The tool outputs to your console and, with development mode enabled, appends rows to a CSV file. There is no web interface, no dashboard, no database. It is a script that produces a text report. For teams that have basic technical capacity, that is workable. For teams who need something they can hand to a non-technical hiring manager with a login, it is not there yet.
What You Give Up
Hiring Agent is not an ATS. It has no job posting, pipeline management, interview scheduling, offer letter workflow, or integrations with any recruiting tool your team already uses. It will not connect to Greenhouse, Lever, or Workday. It does not send emails, log activity, or maintain a searchable candidate database. It scores one resume at a time from the command line.
There is also no compliance framework built in. Regulated industries and companies with formal EEOC review processes should approach this carefully. The scoring criteria are configurable via Jinja prompt templates, which gives you precise control over the rubric, but it also means the defaults reflect HackerRank's institutional model of what a strong technical candidate looks like. For engineering roles, that default rubric is meaningful. For marketing, finance, or operations roles, you will likely need to rewrite the evaluation templates from scratch before the scores reflect anything useful.
The Cost Argument
SHRM puts the average cost per hire at $4,700 as of 2023, and that number has continued to climb. A significant fraction of that cost is recruiter and coordinator time spent on first-pass screening, reading resumes that would have been filtered out within five minutes by anyone with domain knowledge.
For a company hiring 40 to 60 people per year, primarily in technical roles, Hiring Agent represents a legitimate proof of concept for AI-assisted first-pass screening at zero software cost. Even running it on a subset of applications, as a sanity check before a recruiter spends time on a candidate, changes the economics of the screening step.
The caveat is honest: this is a script, not a product. It does not have the reliability guarantees, audit logging, or support tier that a paid vendor provides. But if you are evaluating whether to add AI screening to your hiring process before committing to a vendor contract, Hiring Agent gives you a real workflow to test against your actual resumes.
Who Should Pay Attention
Engineering-led companies doing high-volume technical hiring who have a developer who can set up and maintain the script. HR and talent ops leaders who want to build intuition about AI screening before buying into a platform. Teams that hire in bursts and do not want to pay per-seat ATS fees year-round for a capability they use seasonally.
A Note on Who Built This
What makes this particular release worth paying attention to is not the code. It is the rubric.

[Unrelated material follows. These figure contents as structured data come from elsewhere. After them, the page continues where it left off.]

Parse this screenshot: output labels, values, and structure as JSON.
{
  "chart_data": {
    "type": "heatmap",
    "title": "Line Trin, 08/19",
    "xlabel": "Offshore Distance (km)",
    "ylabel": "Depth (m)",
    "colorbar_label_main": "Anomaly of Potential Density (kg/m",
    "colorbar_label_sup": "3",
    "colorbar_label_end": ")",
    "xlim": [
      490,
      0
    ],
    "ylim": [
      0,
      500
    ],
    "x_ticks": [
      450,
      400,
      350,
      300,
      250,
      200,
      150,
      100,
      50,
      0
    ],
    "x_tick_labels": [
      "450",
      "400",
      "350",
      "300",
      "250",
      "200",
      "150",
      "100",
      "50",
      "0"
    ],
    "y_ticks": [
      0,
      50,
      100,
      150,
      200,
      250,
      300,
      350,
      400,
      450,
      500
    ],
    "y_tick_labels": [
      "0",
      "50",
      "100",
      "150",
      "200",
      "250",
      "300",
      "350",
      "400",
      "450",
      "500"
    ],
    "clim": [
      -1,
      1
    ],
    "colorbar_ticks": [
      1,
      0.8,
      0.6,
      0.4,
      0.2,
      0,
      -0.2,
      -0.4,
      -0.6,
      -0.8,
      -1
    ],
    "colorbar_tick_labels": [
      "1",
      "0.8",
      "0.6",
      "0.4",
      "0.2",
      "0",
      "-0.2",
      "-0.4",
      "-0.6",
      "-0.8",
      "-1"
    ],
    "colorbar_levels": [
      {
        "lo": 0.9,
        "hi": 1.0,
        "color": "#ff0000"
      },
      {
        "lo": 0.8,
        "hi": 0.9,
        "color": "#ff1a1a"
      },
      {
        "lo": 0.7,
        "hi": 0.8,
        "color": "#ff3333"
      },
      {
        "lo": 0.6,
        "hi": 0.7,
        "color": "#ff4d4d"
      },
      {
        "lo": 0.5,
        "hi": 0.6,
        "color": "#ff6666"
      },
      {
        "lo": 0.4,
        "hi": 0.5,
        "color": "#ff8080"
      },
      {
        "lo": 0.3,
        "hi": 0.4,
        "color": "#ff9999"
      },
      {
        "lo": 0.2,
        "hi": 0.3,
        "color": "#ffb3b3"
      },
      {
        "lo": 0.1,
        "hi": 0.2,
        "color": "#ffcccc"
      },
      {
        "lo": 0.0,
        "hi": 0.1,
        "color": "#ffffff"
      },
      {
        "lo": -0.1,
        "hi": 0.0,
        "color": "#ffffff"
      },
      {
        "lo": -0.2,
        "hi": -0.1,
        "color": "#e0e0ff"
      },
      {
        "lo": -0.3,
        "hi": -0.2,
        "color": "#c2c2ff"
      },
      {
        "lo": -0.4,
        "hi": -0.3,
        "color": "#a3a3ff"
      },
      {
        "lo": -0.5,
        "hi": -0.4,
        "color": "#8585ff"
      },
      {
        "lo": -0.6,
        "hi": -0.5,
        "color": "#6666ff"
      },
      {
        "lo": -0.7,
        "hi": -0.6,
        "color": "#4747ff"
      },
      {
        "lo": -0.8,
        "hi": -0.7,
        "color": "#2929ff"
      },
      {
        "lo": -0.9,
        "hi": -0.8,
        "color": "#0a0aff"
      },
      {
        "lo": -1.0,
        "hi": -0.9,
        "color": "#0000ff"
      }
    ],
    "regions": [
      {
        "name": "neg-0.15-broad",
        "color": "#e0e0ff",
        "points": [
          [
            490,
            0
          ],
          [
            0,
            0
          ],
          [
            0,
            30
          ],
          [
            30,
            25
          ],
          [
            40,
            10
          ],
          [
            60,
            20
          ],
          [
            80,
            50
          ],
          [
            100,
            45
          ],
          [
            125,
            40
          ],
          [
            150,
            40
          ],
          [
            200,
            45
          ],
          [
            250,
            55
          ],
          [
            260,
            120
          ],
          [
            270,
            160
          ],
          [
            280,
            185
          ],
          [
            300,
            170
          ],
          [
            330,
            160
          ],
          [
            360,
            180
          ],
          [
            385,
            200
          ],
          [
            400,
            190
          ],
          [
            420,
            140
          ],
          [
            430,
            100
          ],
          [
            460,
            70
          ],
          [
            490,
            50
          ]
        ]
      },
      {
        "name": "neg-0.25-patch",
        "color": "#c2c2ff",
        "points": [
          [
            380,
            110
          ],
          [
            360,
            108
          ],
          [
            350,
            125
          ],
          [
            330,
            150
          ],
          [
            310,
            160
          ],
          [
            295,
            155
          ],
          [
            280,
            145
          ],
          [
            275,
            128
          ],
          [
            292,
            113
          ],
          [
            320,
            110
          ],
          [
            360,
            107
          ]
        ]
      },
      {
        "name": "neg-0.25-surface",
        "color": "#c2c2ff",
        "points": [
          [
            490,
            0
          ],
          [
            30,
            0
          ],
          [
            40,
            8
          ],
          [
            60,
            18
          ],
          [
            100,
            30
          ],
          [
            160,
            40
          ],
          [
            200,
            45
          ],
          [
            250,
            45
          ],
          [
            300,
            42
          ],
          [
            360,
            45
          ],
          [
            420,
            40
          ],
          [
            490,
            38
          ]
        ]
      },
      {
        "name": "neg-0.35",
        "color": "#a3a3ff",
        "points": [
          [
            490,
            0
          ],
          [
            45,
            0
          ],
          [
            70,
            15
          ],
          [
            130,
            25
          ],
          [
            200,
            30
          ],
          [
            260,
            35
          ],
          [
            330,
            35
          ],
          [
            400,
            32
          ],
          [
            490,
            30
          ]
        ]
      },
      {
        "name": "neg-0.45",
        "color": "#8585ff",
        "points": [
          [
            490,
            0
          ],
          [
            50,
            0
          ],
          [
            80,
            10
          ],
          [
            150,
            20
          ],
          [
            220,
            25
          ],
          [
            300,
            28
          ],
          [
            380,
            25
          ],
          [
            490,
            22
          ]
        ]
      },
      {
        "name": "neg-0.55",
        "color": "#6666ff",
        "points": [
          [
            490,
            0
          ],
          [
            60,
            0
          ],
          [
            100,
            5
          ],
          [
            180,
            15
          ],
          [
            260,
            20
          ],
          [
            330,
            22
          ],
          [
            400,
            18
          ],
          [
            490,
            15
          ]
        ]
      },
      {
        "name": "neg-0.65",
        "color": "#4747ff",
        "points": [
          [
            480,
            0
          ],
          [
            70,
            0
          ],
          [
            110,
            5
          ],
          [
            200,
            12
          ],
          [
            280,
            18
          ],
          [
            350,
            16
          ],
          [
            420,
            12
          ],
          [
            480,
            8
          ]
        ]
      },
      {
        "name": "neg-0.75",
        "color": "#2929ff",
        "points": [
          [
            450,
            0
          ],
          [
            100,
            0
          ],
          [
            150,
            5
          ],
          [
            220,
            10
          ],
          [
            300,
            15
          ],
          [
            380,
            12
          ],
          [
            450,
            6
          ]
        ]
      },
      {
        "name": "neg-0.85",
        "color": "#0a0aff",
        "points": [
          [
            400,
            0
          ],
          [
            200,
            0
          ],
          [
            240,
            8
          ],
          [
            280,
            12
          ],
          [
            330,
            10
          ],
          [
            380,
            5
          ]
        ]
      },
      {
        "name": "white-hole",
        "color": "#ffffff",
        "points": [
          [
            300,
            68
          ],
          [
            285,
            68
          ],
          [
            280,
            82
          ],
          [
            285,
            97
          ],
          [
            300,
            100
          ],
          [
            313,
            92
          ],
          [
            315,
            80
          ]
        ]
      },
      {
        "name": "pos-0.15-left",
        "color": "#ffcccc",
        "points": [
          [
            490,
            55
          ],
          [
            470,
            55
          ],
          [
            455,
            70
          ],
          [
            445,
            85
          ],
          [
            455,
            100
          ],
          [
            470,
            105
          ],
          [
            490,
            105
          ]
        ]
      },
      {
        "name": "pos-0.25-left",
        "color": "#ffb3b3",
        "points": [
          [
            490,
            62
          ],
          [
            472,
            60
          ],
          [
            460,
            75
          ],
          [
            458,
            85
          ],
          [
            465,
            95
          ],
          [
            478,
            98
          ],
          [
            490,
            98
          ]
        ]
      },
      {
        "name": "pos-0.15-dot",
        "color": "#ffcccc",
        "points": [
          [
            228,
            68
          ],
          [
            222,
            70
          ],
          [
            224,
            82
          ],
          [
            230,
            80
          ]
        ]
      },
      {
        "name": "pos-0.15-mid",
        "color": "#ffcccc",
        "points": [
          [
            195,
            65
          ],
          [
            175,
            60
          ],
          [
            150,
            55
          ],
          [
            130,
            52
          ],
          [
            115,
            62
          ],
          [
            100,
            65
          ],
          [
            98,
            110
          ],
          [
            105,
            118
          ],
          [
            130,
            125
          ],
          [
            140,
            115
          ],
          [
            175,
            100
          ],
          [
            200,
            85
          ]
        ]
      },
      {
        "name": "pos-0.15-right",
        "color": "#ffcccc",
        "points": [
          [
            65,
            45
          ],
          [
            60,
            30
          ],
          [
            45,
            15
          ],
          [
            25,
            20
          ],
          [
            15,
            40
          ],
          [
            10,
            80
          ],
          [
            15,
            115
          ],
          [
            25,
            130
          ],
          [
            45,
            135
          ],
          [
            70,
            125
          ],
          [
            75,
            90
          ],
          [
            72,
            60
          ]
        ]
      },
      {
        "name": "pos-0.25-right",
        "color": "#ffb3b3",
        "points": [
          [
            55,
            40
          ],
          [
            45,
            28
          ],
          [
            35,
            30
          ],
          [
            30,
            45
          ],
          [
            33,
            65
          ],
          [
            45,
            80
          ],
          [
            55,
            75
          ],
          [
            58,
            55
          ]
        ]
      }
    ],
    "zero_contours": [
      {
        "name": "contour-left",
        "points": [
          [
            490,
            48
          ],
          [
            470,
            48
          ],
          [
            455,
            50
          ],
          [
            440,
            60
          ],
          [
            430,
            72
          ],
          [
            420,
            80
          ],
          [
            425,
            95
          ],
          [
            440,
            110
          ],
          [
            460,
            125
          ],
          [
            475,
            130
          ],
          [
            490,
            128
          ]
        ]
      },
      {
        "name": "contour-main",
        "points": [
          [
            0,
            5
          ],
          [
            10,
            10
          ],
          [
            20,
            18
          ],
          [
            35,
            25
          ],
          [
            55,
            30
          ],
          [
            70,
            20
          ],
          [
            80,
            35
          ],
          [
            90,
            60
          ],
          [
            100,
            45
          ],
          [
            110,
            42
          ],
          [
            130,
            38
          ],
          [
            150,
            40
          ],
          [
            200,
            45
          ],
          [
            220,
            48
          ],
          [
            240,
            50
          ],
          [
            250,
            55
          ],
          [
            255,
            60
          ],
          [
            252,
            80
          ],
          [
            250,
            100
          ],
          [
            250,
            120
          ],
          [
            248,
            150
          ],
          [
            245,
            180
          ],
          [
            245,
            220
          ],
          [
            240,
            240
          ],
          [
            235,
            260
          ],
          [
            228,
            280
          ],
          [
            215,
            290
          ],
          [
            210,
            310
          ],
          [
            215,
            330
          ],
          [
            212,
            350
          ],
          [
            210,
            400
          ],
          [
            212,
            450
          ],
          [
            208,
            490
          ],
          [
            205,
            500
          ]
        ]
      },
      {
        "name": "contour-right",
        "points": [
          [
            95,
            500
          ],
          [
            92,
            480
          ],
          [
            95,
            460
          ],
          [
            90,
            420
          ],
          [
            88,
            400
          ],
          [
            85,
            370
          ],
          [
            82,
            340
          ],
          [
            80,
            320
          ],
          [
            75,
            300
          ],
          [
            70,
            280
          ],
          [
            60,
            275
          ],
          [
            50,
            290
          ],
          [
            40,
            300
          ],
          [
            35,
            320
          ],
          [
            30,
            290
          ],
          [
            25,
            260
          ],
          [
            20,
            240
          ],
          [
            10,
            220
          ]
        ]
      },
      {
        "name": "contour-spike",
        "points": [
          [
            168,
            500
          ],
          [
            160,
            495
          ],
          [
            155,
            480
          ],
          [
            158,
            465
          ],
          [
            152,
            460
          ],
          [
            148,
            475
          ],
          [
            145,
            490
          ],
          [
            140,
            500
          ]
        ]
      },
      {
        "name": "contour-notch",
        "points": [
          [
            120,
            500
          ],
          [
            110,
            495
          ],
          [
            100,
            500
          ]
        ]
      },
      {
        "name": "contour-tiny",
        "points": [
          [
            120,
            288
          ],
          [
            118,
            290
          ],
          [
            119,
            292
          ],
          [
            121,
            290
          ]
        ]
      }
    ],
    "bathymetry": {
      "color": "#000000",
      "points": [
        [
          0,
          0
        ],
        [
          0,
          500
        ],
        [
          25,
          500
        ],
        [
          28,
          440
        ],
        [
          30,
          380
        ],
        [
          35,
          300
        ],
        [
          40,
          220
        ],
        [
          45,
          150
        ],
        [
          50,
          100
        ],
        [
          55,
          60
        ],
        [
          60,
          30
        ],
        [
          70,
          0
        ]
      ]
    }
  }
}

HackerRank evaluates developer candidates at a scale few companies reach. Their scoring logic for open-source contributions, project depth, and production signal reflects years of understanding which resume signals actually predict engineering performance. When that institutional knowledge ships as a free MIT-licensed script with configurable templates, any company can inspect exactly how a candidate gets evaluated and adjust those criteria to match their own hiring bar.
That is a different kind of asset than a generic LLM prompt. It is compiled professional judgment, and right now it is a free download.